Kasus Tindak Pidana Perdagangan Orang (TPPO) kembali menimpa warga Jawa Barat. Kali ini, tiga warga Sukabumi menjadi korban TPPO jaringan Myanmar. Setelah sempat terkatung-katung di Thailand selama dua minggu, mereka akhirnya berhasil dipulangkan ke Indonesia.
Ketiga korban, yakni Amirudin dari Kampung Ranji, Asep Muchsin Alatas dari Bojonggaling, dan Dede dari Kampung Babakan Legok, tiba di Tanah Air melalui Bandara Soekarno-Hatta pada Kamis (6/3) malam. Kini, mereka telah kembali ke keluarga masing-masing.
Kepala Desa Kebonpedes Dadan Apriandani, mengatakan ketiga korban terdiri dari dua warga Kebonpedes dan satu warga Jambenenggang. Mereka dipulangkan melalui koordinasi antara Kementerian Luar Negeri, Kedutaan Besar Indonesia di Thailand, serta Bareskrim Polri.

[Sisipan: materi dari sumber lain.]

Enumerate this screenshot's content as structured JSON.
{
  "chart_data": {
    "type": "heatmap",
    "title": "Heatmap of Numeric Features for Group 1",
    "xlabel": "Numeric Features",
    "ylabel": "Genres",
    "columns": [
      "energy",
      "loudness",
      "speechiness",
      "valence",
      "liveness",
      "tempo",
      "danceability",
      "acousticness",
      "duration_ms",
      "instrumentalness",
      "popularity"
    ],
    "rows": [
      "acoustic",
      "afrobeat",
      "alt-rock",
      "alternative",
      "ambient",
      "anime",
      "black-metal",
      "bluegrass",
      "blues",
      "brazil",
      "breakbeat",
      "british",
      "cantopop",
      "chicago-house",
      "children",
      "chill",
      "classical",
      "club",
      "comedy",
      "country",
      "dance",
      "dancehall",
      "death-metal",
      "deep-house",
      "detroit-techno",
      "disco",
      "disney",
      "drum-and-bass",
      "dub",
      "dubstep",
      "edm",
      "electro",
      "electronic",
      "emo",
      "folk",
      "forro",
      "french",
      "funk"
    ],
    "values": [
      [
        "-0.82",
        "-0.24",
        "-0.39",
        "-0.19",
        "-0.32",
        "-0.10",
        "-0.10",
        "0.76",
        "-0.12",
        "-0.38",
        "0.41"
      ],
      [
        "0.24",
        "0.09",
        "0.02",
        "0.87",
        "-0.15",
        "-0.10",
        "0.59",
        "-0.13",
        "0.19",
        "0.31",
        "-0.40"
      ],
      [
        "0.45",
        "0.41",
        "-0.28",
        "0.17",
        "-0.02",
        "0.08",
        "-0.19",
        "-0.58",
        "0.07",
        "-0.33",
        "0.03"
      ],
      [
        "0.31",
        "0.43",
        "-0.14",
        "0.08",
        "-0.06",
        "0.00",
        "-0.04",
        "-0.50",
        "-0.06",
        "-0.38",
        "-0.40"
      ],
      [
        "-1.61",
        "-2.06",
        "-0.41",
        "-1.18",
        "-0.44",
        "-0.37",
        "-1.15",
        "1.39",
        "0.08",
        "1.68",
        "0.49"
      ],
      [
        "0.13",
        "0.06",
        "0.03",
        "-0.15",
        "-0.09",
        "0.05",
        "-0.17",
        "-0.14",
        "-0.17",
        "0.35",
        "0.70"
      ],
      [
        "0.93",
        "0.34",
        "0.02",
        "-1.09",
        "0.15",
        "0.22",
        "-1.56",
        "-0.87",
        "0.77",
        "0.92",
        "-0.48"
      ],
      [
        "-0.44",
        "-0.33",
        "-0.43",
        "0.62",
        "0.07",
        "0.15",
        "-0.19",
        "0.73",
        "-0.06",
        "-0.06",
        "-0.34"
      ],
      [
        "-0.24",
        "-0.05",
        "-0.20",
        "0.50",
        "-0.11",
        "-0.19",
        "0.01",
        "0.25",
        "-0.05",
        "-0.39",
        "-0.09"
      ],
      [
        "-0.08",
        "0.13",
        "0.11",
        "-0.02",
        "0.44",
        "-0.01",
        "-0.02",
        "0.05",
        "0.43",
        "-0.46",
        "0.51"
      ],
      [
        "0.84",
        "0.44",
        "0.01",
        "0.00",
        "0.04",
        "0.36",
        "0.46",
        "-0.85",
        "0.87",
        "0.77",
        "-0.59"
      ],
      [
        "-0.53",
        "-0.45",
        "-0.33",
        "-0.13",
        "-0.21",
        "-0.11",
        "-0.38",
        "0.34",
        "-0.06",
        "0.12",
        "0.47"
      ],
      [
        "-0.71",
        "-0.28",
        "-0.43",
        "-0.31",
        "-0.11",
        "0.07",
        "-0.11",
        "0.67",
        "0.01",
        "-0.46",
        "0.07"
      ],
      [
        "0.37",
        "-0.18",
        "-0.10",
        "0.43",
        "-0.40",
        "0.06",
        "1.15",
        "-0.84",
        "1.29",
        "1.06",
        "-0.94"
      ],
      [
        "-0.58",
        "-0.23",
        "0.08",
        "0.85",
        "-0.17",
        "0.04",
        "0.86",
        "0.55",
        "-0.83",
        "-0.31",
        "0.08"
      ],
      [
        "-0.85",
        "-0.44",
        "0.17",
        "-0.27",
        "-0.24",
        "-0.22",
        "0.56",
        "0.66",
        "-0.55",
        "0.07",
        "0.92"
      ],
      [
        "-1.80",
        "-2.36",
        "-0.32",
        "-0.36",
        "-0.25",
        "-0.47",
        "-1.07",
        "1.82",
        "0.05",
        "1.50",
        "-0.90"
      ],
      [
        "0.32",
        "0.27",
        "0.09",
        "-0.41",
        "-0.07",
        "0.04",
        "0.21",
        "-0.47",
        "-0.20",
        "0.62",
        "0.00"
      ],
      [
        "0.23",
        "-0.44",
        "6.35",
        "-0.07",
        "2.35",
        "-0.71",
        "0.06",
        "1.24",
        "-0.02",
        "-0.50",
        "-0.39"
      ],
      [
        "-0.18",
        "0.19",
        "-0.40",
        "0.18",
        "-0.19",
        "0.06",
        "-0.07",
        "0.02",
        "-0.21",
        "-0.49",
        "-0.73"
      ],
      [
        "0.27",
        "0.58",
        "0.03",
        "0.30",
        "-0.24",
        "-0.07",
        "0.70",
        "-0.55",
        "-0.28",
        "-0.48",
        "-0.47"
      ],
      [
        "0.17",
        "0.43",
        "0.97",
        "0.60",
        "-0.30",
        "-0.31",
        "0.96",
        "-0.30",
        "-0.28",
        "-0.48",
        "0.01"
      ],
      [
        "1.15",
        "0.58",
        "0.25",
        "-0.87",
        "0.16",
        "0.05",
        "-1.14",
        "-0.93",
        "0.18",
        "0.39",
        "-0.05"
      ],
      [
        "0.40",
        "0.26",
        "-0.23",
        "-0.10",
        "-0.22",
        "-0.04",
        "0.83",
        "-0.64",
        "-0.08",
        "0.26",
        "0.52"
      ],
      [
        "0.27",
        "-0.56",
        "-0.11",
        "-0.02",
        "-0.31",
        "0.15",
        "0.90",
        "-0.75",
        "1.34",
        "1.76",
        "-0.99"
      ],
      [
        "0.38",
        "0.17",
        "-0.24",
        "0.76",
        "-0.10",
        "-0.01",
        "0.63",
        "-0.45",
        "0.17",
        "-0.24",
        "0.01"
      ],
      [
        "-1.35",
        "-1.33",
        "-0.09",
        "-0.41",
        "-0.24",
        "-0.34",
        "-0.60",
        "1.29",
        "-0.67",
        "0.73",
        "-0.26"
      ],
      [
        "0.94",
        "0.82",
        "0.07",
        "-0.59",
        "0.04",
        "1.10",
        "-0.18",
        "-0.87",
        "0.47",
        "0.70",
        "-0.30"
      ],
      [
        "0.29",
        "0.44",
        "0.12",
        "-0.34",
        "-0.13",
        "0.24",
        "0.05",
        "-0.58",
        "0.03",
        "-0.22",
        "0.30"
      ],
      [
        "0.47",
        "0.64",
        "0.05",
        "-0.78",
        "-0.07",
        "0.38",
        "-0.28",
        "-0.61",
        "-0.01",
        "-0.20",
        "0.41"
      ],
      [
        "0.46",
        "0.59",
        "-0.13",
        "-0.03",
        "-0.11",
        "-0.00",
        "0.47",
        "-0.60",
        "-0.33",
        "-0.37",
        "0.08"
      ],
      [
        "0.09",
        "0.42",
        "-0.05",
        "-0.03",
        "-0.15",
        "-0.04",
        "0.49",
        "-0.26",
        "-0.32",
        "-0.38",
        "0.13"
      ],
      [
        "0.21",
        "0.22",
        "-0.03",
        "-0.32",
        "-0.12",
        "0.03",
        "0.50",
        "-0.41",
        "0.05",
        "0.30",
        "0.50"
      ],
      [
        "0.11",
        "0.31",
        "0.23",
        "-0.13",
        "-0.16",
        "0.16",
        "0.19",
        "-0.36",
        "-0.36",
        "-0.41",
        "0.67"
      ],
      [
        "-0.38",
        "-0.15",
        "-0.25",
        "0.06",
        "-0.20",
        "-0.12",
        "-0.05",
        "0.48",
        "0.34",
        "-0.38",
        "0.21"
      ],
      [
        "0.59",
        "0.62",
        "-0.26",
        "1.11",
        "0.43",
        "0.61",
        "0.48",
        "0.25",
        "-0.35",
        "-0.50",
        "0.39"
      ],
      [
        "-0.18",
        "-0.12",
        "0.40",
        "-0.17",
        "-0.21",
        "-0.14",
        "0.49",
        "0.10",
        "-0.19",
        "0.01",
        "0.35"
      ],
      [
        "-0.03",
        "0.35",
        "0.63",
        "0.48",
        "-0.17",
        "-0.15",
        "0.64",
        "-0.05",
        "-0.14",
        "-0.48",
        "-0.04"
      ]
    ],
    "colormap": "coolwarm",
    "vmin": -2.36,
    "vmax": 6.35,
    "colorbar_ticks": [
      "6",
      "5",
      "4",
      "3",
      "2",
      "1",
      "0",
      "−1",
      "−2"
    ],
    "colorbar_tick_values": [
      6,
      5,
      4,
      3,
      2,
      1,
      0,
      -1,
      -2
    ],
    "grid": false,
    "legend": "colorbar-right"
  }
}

SCROLL TO CONTINUE WITH CONTENT
"Setelah sampai di Bandara Soekarno-Hatta, mereka tidak mendapat pendampingan untuk pulang ke Sukabumi. Harusnya ada bantuan dari Kementerian Sosial, tapi ternyata mereka harus pulang mandiri menggunakan driver online," ujar Dadan, Jumat (7/3) lalu.
Dadan menyayangkan kurangnya pendampingan bagi para korban, mengingat mereka baru saja mengalami peristiwa traumatis akibat TPPO. "Kalau harus menunggu fasilitas kepulangan, katanya bisa seminggu lagi. Jadi mereka memilih pulang sendiri," tambahnya.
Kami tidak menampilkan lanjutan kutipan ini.